Although the objective of this journey, and thus this blog, is Romania and Bulgaria, we couldn’t resist the temptation to cross into Turkey for a long weekend Istanbul, a temptation generated by some private arrangements with old friends and acquaintances. After all, Istanbul is so close, no?
In fact, Istanbul proved to be quite a lot further still, a good day’s drive from Plovdiv. And it includes a non-EU border crossing, along the main highway at Edirne – it is at these moments that one starts to appreciate the EU again. Leaving Bulgaria is a piece of cake, a few customs officers wave everybody through from a small window in a cubicle along the road. Only to arrive, 500 meters on, at the Turkish border, a vast array of cubicles, 10-15 next to each other – of which only one is open. When we finally get to the cubicle, the border policeman casually asks us for our visa. Visa? Do we need a visa? Of course we need a visa, every Turk entering the EU also needs a visa, no? He then casually directs us to a visa office, where we buy our visas, and off we go… , only to be called back, and sent to the next cubicle, to check car details. Not that any of that was announced, or signposted. All in order with the car, and off we go…, only to be sent back again at the next barrier, because we are still missing a little sticker, which we need to obtain from customs. Not that any of that is signposted. A customs officer casually looks in the back, and gives me a sticker with bar code from a huge sheet, seemingly at random – yet, the next guy, the one who initially sent us back, casually reads the bar code, asks me whether I am Bruno (how on earth does he know? Or is all that casual perhaps less casual than it looks, and in fact extremely well organized?), and off we go. Really.

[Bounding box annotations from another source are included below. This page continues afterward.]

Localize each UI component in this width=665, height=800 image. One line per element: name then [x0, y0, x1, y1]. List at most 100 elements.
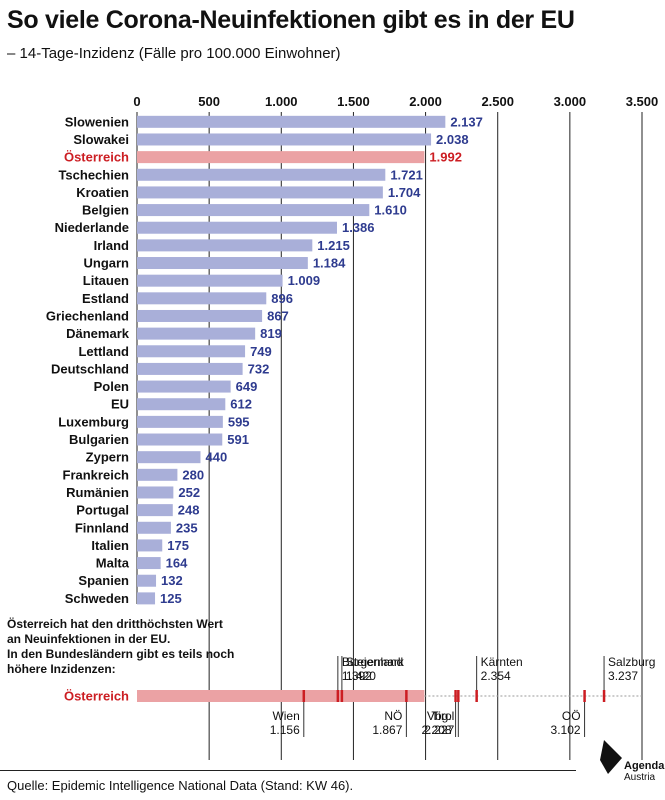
- tick-label: 1.000: [265, 94, 298, 109]
- state-value: 1.156: [270, 723, 300, 737]
- category-label: Griechenland: [46, 308, 129, 323]
- state-value: 1.392: [342, 669, 372, 683]
- bar: [137, 274, 283, 287]
- bar: [137, 309, 263, 322]
- category-label: Spanien: [78, 573, 129, 588]
- value-label: 819: [260, 326, 282, 341]
- state-name: OÖ: [562, 709, 581, 723]
- chart-subtitle: – 14-Tage-Inzidenz (Fälle pro 100.000 Ei…: [7, 45, 341, 62]
- category-label: EU: [111, 397, 129, 412]
- category-label: Österreich: [64, 150, 129, 165]
- bar: [137, 362, 243, 375]
- bar: [137, 398, 226, 411]
- state-name: NÖ: [384, 709, 402, 723]
- value-label: 175: [167, 538, 189, 553]
- category-label: Slowenien: [65, 114, 129, 129]
- state-name: Steiermark: [346, 655, 405, 669]
- category-label: Italien: [91, 538, 129, 553]
- tick-label: 500: [198, 94, 220, 109]
- value-label: 1.009: [288, 273, 321, 288]
- tick-label: 3.000: [554, 94, 587, 109]
- bar: [137, 292, 267, 305]
- value-label: 235: [176, 520, 198, 535]
- value-label: 867: [267, 308, 289, 323]
- state-name: Salzburg: [608, 655, 655, 669]
- tick-label: 3.500: [626, 94, 659, 109]
- agenda-austria-logo: Agenda Austria: [600, 738, 664, 794]
- bar: [137, 257, 308, 270]
- state-value: 3.237: [608, 669, 638, 683]
- value-label: 125: [160, 591, 182, 606]
- value-label: 164: [166, 556, 188, 571]
- state-value: 2.208: [422, 723, 452, 737]
- note-line: Österreich hat den dritthöchsten Wert: [7, 617, 223, 631]
- category-label: Slowakei: [73, 132, 129, 147]
- category-label: Portugal: [76, 503, 129, 518]
- tick-label: 2.500: [481, 94, 514, 109]
- category-label: Kroatien: [76, 185, 129, 200]
- value-label: 440: [205, 450, 227, 465]
- category-label: Polen: [94, 379, 129, 394]
- category-label: Litauen: [83, 273, 129, 288]
- tick-label: 0: [133, 94, 140, 109]
- bar: [137, 521, 171, 534]
- state-value: 2.354: [481, 669, 511, 683]
- bar: [137, 133, 432, 146]
- value-label: 1.386: [342, 220, 375, 235]
- austria-label: Österreich: [64, 689, 129, 704]
- note-line: an Neuinfektionen in der EU.: [7, 632, 171, 646]
- bar: [137, 574, 157, 587]
- value-label: 132: [161, 573, 183, 588]
- value-label: 1.215: [317, 238, 350, 253]
- value-label: 2.137: [450, 114, 483, 129]
- bar: [137, 415, 223, 428]
- category-label: Dänemark: [66, 326, 130, 341]
- bar: [137, 592, 156, 605]
- category-label: Irland: [94, 238, 129, 253]
- bar: [137, 115, 446, 128]
- austria-note: Österreich hat den dritthöchsten Wert an…: [7, 617, 277, 677]
- category-label: Zypern: [86, 450, 129, 465]
- state-name: Wien: [272, 709, 299, 723]
- value-label: 591: [227, 432, 249, 447]
- category-label: Rumänien: [66, 485, 129, 500]
- value-label: 1.610: [374, 203, 407, 218]
- bar: [137, 557, 161, 570]
- logo-mark-icon: [600, 740, 622, 774]
- bar: [137, 221, 337, 234]
- category-label: Luxemburg: [58, 414, 129, 429]
- value-label: 649: [236, 379, 258, 394]
- bar: [137, 151, 425, 164]
- state-value: 1.420: [346, 669, 376, 683]
- value-label: 732: [248, 361, 270, 376]
- austria-bar: [137, 690, 425, 702]
- bar: [137, 380, 231, 393]
- bar: [137, 539, 163, 552]
- bar: [137, 204, 370, 217]
- bar: [137, 486, 174, 499]
- category-label: Ungarn: [84, 256, 130, 271]
- value-label: 1.704: [388, 185, 421, 200]
- value-label: 280: [182, 467, 204, 482]
- tick-label: 1.500: [337, 94, 370, 109]
- category-label: Lettland: [78, 344, 129, 359]
- tick-label: 2.000: [409, 94, 442, 109]
- source-note: Quelle: Epidemic Intelligence National D…: [7, 778, 354, 793]
- category-label: Niederlande: [55, 220, 129, 235]
- bar: [137, 451, 201, 464]
- bar: [137, 345, 246, 358]
- bar: [137, 186, 383, 199]
- category-label: Tschechien: [58, 167, 129, 182]
- value-label: 595: [228, 414, 250, 429]
- value-label: 1.184: [313, 256, 346, 271]
- state-name: Vbg.: [427, 709, 452, 723]
- category-label: Malta: [96, 556, 130, 571]
- category-label: Estland: [82, 291, 129, 306]
- value-label: 1.721: [390, 167, 423, 182]
- state-value: 2.227: [424, 723, 454, 737]
- value-label: 612: [230, 397, 252, 412]
- value-label: 248: [178, 503, 200, 518]
- bar: [137, 468, 178, 481]
- value-label: 896: [271, 291, 293, 306]
- state-name: Tirol: [431, 709, 454, 723]
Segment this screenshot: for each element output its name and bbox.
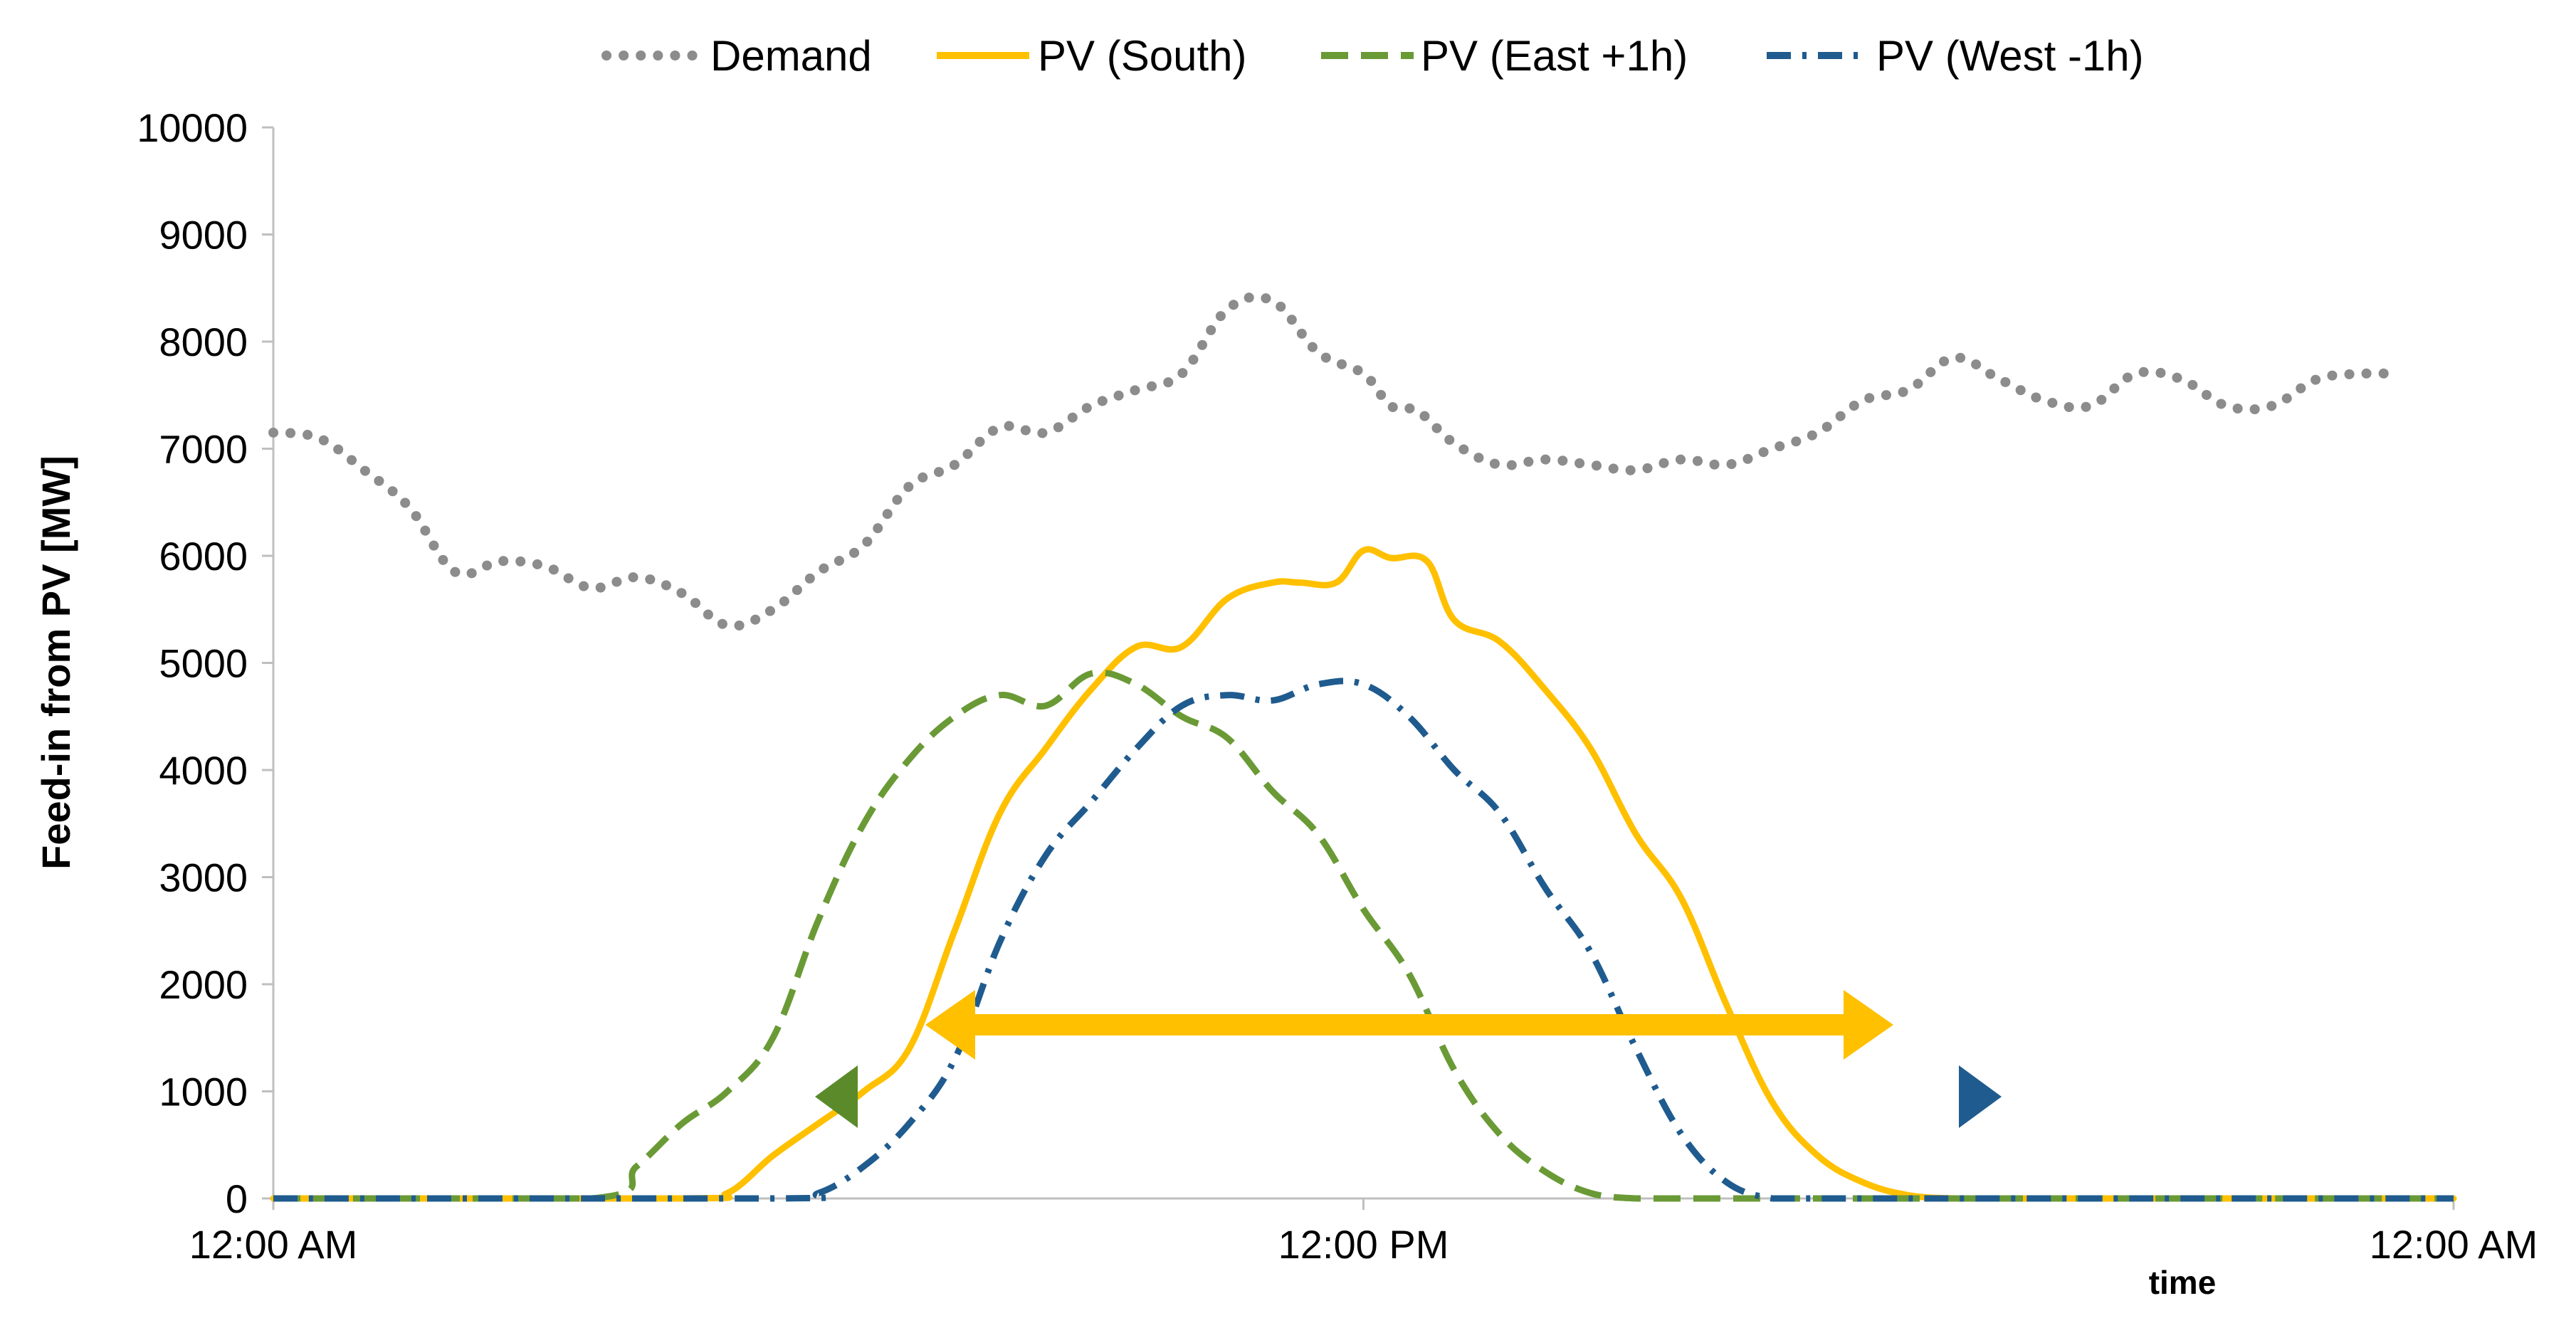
south-span-arrowhead-right [1844,990,1893,1060]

Where the road from Plovdiv to the border was still mildly interesting, not in the least because of local people selling their locally produced honey, homemade jams and fruit conserves, the one from the border to Istanbul is positively boring, until one nears the city itself. “Nears” means anywhere within 20-30 kms, I guess, when the first suburbs appear – colonies of new, all-similar houses, in the middle of fields, or stacks of brand-new apartment buildings, alternating with shopping malls. Having seen some of the Romanian and Bulgarian cities, Turkey is a different ball game all together. And Istanbul is a massively impressive city, that becomes abundantly clear whilst driving into such a megalopolis.
There is not much I want to write about Istanbul, the link with Romania and Bulgaria is a tenacious one, at best. The former oppressor’s capital, perhaps (or one of the former oppressors, whichever way you prefer Balkan history). There is, however, one striking observation that I don’t want to leave unmentioned. After a few days of Bulgaria we just about got used to the Bulgarian way. Bulgarians are not very forthcoming people, they are at best indifferent. They won’t get out of their way to help you voluntarily, and most wont, even if you ask – if you manage to ask, because Bulgarian is not the easiest of languages, and not helped by the fact that the script is Cyrillic. The contrast with Turkey couldn’t be bigger, from the first border policeman onwards, to the local sweeper, all the other – completely relaxed – customs officers, the fuel station attendant, and anybody else we met over the next three days. Everybody smiles, everybody tries to help, everybody just wants to talk to you. I don’t know of many borders where the difference between people’s attitude is so enormous as the Bulgarian-Turkish one.